Dillian Whyte expects to beat Alexander Povetkin after seeing his own career "in tatters" last year.
2019 saw Whyte suspended after results from a drug test during fight week against Oscar Rivas in July 2019 — though he was later cleared in December.
That same month saw him return to action in Riyadh, Saudi Arabia, as part of the Anthony Joshua-Andy Ruiz Jr. undercard, when he fought and defeated Polish fighter Mariusz Wach.
However, he appeared rusty in the fight and was keen to move on from 2019.
“I haven’t got any issues outside of the ring. I feel mentally and physically strong. I’ve prepared well and the whole of last year was a write-off,” he explained.
“I had a lot of issues, different things on my mind. I’m fighting for my career. When people say things about you, you can’t defend yourself. My stock plummeted and now I’m in a good place, back where I should be.
“I’ve got a chance to shine against a good fighter and to be a credible fighter.”
Whyte spent five months in Portugal training before returning to England for the fight on Saturday at Fight Camp Week 4. He looks on the time as a chance to put right his earlier mistakes and problems.
He said of his fight against Wach, “In the situation, I had three weeks notice. I wasn’t training, I wasn’t in any form or shape to fight.
“But for my mentality, my longevity, as a person and for my mental health, I had to fight regardless.”

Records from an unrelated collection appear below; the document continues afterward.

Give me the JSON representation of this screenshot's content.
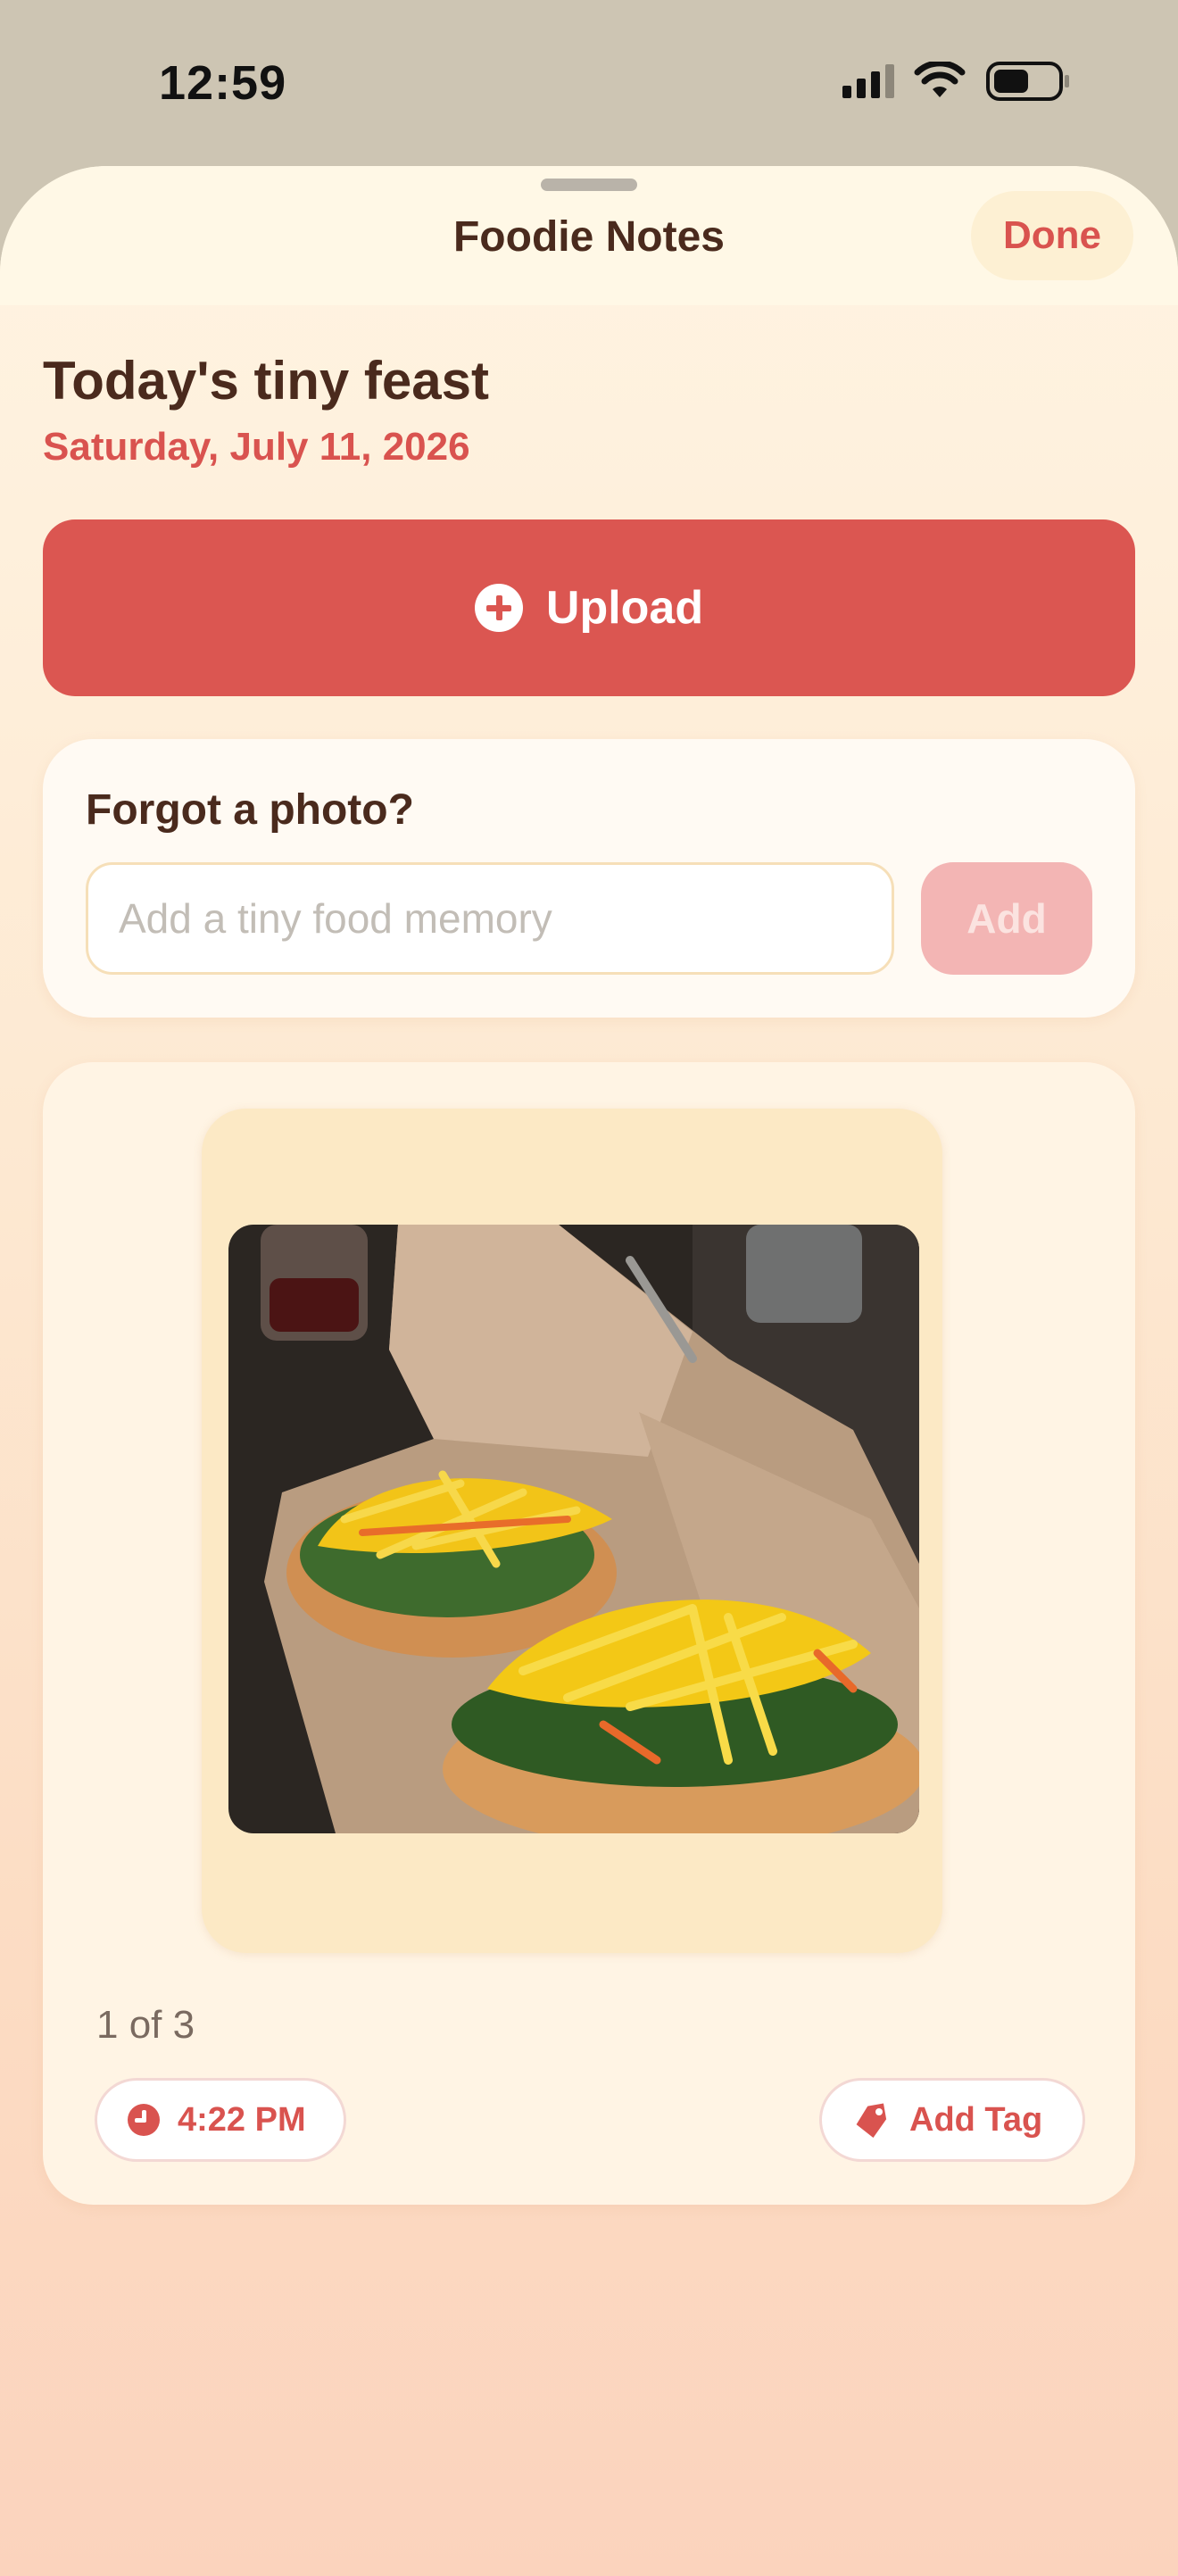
{
  "status_bar": {
    "time": "12:59"
  },
  "nav": {
    "title": "Foodie Notes",
    "done_label": "Done"
  },
  "day": {
    "heading": "Today's tiny feast",
    "date": "Saturday, July 11, 2026"
  },
  "upload": {
    "label": "Upload",
    "icon": "plus-circle-icon"
  },
  "forgot_card": {
    "title": "Forgot a photo?",
    "input_value": "",
    "input_placeholder": "Add a tiny food memory",
    "add_label": "Add"
  },
  "photo_card": {
    "page_indicator": "1 of 3",
    "time_label": "4:22 PM",
    "time_icon": "clock-icon",
    "tag_label": "Add Tag",
    "tag_icon": "tag-icon"
  },
  "colors": {
    "accent": "#db5651",
    "heading": "#4a2a1d",
    "sheet_top": "#fff4e2",
    "sheet_bottom": "#fbd3bd"
  }
}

Training in Portugal, he said, meant that, “I was able to train, able to shift some unwanted weight. Last year, my career was in tatters, my life was in tatters. My status as a fight and my credibility as a person was in shambles.
“It was good to get away and focus. It was what I needed.
“I never change, I’m just in better shape sometimes, more motivated sometimes. Sometimes I’ve got things going on in and around the game, but this time I feel good. I’m ready to rock. I’ve trained hard.
“I’m fit. You can tell by looking at my face that I’m healthy. My face is back to normal.”
Looking ahead to his headline bout with Povetkin, Whyte acknowledged that his opponent would pose a threat given the 40-year-old Russian’s wealth of experience, though he expected to use the fight to learn for his own future title fights.
“Povetkin has probably fought 40 guys like me as an amateur, much less a pro,” he observed.
“So for me, it’s just learning and improving, so when it does come, I’ve ticked the box so I’m ready to stand up and become a world champion.
“It’s a hard fight, nobody could ever say it’s an easy fight. You can see him for 15 years consistently at this level, giving world champions a problem. He gave [Wladimir] Klitscko a problem a few years ago.
“He’s technically sound, gives a good punch. He’s 40 but guys go on longer and stronger, getting better, these days.”
Whyte was unsure of the tactics he would face but was unperturbed: “He’s a very aggressive fighter. He’s strong, solid, and he comes forward.
“I don’t think he can stop me. I make technical mistakes, so who knows what they will try? They might come out earlier, they may wait. Let’s see what happens — I’m prepared for whatever.”